Colter Peterson cries while listening to testimony during his sentencing for aggrevated attempted murder and burglery, Thursday. Peterson was sentenced to 15 years to life for shooting Deserae Turner in February 2017. 

The teenager accused of pulling the trigger in the shooting of then-14-year-old Deserae Turner may spend the rest of his life in juvenile detention and prison, following his sentencing Thursday morning.

Judge Kevin K. Allen sentenced Colter Peterson to 15 years to life for attempted aggravated murder, a first-degree felony, and one to 15 years for robbery, a second degree felony, on Thursday in First District Court in Logan. The sentences will be served concurrently.

Peterson, 17, is the first of two teenage boys to be sentenced in connection with the shooting. He pleaded guilty to the charges as part of a negotiated settlement in October.

 
 

“His choices, even at his age, are his choices, and he will suffer the consequences of that,” Allen said Thursday.

The other teen accused in the shooting plot, Jayzon Decker, pleaded guilty to attempted aggravated murder and obstruction of justice in December. His sentencing is scheduled for Feb. 7.

Turner was found alive in a dry canal bed in Smithfield after a .22-caliber gunshot to the head in February 2017, but she stood at the podium and spoke during Thursday's sentencing. Midway through her remarks, she struggled to stand and was seated in her wheelchair.

In between convulsions, she gave an expressionless glare to Peterson. She addressed him directly at the end of her testimony.

“I hate you,” Turner said. “I hate what you did to me. I hate that I trusted you. I hate that I can’t move. I hate my headaches. I hate that I can’t hang out with friends.”

Throughout the testimony of Turner and her family, Peterson repeatedly reached for tissues to wipe his face.

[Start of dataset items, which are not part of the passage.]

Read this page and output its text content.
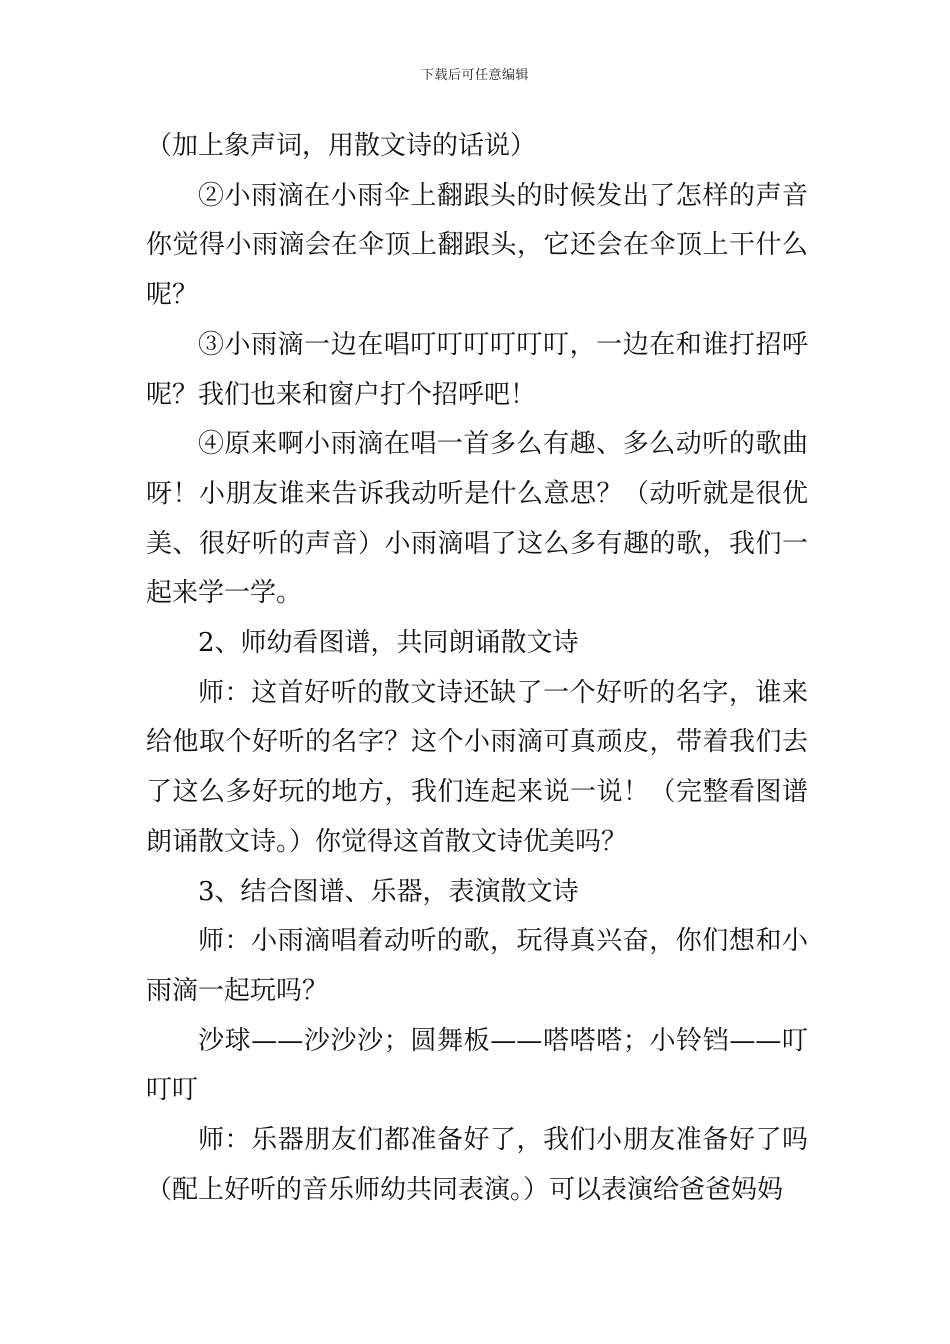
下载后可任意编辑

（加上象声词，用散文诗的话说）

②小雨滴在小雨伞上翻跟头的时候发出了怎样的声音你觉得小雨滴会在伞顶上翻跟头，它还会在伞顶上干什么呢？

③小雨滴一边在唱叮叮叮叮叮叮，一边在和谁打招呼呢？我们也来和窗户打个招呼吧！

④原来啊小雨滴在唱一首多么有趣、多么动听的歌曲呀！小朋友谁来告诉我动听是什么意思？（动听就是很优美、很好听的声音）小雨滴唱了这么多有趣的歌，我们一起来学一学。

2、师幼看图谱，共同朗诵散文诗

师：这首好听的散文诗还缺了一个好听的名字，谁来给他取个好听的名字？这个小雨滴可真顽皮，带着我们去了这么多好玩的地方，我们连起来说一说！（完整看图谱朗诵散文诗。）你觉得这首散文诗优美吗？

3、结合图谱、乐器，表演散文诗

师：小雨滴唱着动听的歌，玩得真兴奋，你们想和小雨滴一起玩吗？

沙球——沙沙沙；圆舞板——嗒嗒嗒；小铃铛——叮叮叮

师：乐器朋友们都准备好了，我们小朋友准备好了吗（配上好听的音乐师幼共同表演。）可以表演给爸爸妈妈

Cache County Attorney James Swink said Turner’s permanent medical conditions include traumatic brain injury resulting in diminished cognitive ability, diminished reasoning skills, severe chronic headaches, vision disturbances, dizziness, cognitive impairment, loss of executive skills, memory impairment, fatigue, anxiety, depression, post traumatic stress disorder and obsessive compulsive disorder.

 

Since she came home from her initial hospital stay, Swink said Turner has had 287 medical appointments in 267 days, with neurosurgeons, ear nose and throat specialists, general surgeons and occupational therapists. He said she has seizures and has had four brain surgeries.

He added that people who suffer from traumatic brain injury have a 20-year shorter lifespan than the general population.

“Not only will her life be diminished, but it will be cut short,” Swink said.

Turner said the pain she feels is like someone stabbing her brain.

“There are times I wish I could give … the gun back to Colter and tell him to try again and put me out of my misery,” Deserae said in her testimony.